En definitiva se trata de identificar cuál o cuáles de estos ladrones de tiempo son los que están  interfiriendo en nuestras tareas diarias, cuáles son los que más frecuentemente nos roban más tiempo y para ello será necesario que los registremos durante un tiempo para poder actuar sobre ellos. Es decir si no los definimos, difícilmente los podremos medir, y si no los medimos, es poco probable que los podamos cambiar.

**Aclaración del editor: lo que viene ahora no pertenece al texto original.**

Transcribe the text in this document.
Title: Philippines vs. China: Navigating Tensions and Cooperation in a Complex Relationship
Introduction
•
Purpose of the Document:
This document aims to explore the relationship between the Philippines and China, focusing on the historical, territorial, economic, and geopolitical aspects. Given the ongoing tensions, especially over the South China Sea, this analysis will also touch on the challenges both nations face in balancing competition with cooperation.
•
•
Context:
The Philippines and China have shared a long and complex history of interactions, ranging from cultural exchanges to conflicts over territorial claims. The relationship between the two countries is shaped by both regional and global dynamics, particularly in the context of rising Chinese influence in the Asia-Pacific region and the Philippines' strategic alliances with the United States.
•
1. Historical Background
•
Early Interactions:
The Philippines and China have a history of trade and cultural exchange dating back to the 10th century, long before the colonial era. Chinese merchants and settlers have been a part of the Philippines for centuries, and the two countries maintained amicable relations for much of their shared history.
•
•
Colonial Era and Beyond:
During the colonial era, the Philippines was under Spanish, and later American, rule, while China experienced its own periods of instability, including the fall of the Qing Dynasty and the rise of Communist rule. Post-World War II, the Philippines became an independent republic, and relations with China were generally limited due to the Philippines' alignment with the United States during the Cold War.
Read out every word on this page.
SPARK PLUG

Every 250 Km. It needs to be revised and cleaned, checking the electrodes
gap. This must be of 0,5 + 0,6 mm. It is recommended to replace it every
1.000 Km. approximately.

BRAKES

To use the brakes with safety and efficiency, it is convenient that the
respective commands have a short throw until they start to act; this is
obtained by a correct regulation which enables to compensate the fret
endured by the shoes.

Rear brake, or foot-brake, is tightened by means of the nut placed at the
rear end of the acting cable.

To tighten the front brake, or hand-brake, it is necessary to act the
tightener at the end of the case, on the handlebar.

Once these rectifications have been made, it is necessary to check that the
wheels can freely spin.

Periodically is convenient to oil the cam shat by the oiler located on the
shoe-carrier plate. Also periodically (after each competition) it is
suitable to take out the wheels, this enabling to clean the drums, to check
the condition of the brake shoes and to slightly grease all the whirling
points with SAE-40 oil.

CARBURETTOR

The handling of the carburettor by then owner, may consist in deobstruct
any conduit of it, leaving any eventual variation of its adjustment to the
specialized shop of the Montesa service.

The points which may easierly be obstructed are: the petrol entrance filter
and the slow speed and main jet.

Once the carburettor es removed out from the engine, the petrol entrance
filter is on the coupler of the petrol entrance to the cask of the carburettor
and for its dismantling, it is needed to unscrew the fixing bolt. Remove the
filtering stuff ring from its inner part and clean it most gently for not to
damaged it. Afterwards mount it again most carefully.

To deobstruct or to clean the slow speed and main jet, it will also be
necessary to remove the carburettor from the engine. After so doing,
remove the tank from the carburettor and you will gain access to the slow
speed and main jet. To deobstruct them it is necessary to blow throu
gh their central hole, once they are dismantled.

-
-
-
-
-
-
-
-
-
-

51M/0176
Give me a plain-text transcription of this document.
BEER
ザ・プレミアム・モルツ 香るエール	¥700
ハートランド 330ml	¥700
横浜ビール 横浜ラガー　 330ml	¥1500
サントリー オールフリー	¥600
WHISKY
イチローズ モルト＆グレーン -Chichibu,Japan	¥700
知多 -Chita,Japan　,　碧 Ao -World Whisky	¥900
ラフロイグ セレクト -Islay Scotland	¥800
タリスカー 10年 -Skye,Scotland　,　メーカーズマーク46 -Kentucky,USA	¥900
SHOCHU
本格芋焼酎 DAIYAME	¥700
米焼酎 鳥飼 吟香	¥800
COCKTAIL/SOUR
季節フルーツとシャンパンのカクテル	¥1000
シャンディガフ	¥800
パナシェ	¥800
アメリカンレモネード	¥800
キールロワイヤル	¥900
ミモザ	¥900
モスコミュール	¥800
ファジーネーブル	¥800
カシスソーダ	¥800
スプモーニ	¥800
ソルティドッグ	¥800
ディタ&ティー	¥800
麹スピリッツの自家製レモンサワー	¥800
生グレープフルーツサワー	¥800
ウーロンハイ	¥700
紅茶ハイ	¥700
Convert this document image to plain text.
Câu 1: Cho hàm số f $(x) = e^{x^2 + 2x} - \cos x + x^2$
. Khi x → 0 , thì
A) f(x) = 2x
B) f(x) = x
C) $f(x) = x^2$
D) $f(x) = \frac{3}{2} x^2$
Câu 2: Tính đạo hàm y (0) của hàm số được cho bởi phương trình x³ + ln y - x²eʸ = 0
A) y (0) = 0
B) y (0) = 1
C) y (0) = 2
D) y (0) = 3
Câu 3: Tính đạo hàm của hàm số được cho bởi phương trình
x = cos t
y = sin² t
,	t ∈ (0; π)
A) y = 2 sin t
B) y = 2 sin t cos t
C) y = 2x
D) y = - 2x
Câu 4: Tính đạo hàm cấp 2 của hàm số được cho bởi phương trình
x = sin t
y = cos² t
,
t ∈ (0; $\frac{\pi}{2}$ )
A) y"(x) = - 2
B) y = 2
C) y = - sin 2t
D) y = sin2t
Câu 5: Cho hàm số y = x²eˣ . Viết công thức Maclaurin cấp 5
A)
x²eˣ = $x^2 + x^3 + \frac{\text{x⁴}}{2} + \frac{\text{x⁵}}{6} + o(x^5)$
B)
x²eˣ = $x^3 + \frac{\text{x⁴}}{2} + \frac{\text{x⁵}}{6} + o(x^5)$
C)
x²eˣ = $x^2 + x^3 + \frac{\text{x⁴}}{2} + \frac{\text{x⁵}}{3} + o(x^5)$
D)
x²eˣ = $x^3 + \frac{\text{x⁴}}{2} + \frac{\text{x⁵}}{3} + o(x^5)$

Cómo gestionar el tiempo de manera más eficaz

Una vez identificados los ladrones de tiempo, las tareas importantes, las urgentes, las tareas de alto rendimiento y las de bajo rendimiento, podemos adoptar algunas técnicas y hábitos que nos pueden ayudar a mejorar nuestra salud y bienestar como:

  1. Priorizar las actividades o tareas más importantes es fundamental para tener un buen control de nuestro tiempo sin olvidar dejar un margen de tiempo para posibles imprevistos.
  2. Planificar y programar las tareas que queremos realizar en el tiempo, al día siguiente, a la semana, al mes…  con una asignación realista de los tiempos y teniendo en cuenta posibles imprevistos y los objetivos que queremos alcanzar con las mismas.
  3. Aprender a asignar el tiempo de cada tarea, en el caso de que nos resulte difícil asignar el tiempo de las tareas que realizamos habitualmente, podemos registrarlas durante unas semanas para ver el tiempo que invirtimos en cada una de ellas. Con los datos obtenidos podremos realizar una mejor planificación y programación de las mismas.
  4. Aprender a decir NO, ya que en muchas ocasiones nos sobrecargamos de tareas que no podemos realizar de forma eficiente, y además pueden interferir en nuestros metas y objetivos. Saber decir que NO es un derecho asertivo que debemos ser capaces de ejercer.
  5. Pedir ayuda o delegar  tanto si se trata del ámbito profesional como en el personal, saber qué delegar o para qué pedir ayuda es algo fundamental.
  6. Hacer lo planificado  y no posponer es fundamental ya que si lo retrasamos nos obliga a replanificar todo lo que teníamos previsto.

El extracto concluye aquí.